Puis il y avait eu Sarobidy. Depuis la mort de sa femme, il avait eu des aventures. Des nuits sans lendemain, des moments qu’il ne souhaitait pas prolonger. Sans doute ne pouvait-on pas aimer vraiment deux fois. Le souvenir de sa femme était là, étincelant et amer ; les morts, se disait-il, ne peuvent plus rien pour les vivants. C’était une collègue de travail qu’il croisait quelquefois lorsqu’il était à Tananarive, sympathique, avenante, mais trop bonne camarade pour qu’il ait seulement imaginé une aventure.

C’est elle qui avait fait le premier pas. Avec étonnement, il avait revécu la douceur d’avoir quelqu’un à qui parler, à qui penser lorsqu’il était loin, le frisson de composer un numéro de téléphone pour dire des choses simples

– tu vas bien ? Ta journée s’est bien passée ? Au début, il s’était senti maladroit, trop brusque ou trop ému, amoureux un jour, indifférent le lendemain. Et puis un soir, alors qu’il revenait de chez elle, cela l’avait submergé. Il n’en avait parlé à personne.

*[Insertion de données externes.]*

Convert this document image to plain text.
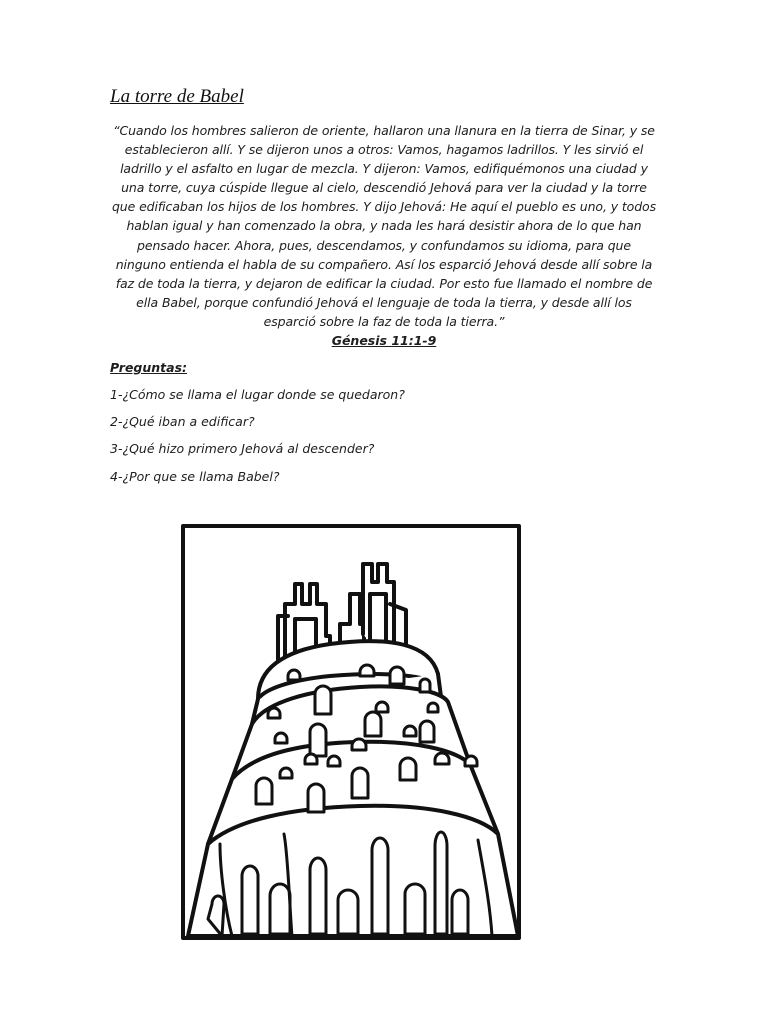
La torre de Babel
“Cuando los hombres salieron de oriente, hallaron una llanura en la tierra de Sinar, y se
establecieron allí. Y se dijeron unos a otros: Vamos, hagamos ladrillos. Y les sirvió el
ladrillo y el asfalto en lugar de mezcla. Y dijeron: Vamos, edifiquémonos una ciudad y
una torre, cuya cúspide llegue al cielo, descendió Jehová para ver la ciudad y la torre
que edificaban los hijos de los hombres. Y dijo Jehová: He aquí el pueblo es uno, y todos
hablan igual y han comenzado la obra, y nada les hará desistir ahora de lo que han
pensado hacer. Ahora, pues, descendamos, y confundamos su idioma, para que
ninguno entienda el habla de su compañero. Así los esparció Jehová desde allí sobre la
faz de toda la tierra, y dejaron de edificar la ciudad. Por esto fue llamado el nombre de
ella Babel, porque confundió Jehová el lenguaje de toda la tierra, y desde allí los
esparció sobre la faz de toda la tierra.”
Génesis 11:1-9
Preguntas:
1-¿Cómo se llama el lugar donde se quedaron?
2-¿Qué iban a edificar?
3-¿Qué hizo primero Jehová al descender?
4-¿Por que se llama Babel?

Comment pouvait-on expliquer cela ? Il était là, seul devant le tombeau fermé, l’angady à ses pieds, et pour la première fois depuis bien longtemps, il savait ce qu’il devait faire. Il creusa un trou au pied du tombeau, déballa la pierre et la déposa dans la terre.

Ce qui devait être la compagne de son épouse défunte, placée à côté du corps sur son lit d’éternité, ce qu’il avait cru être la preuve de son impuissance à la sauver, était son refus d’accepter le don de vie qu’elle lui avait fait. Il replaça doucement la terre sur la pierre et, se relevant, il sentit la gratitude l’emplir de bonheur, pour tout cet amour qu’il avait reçu.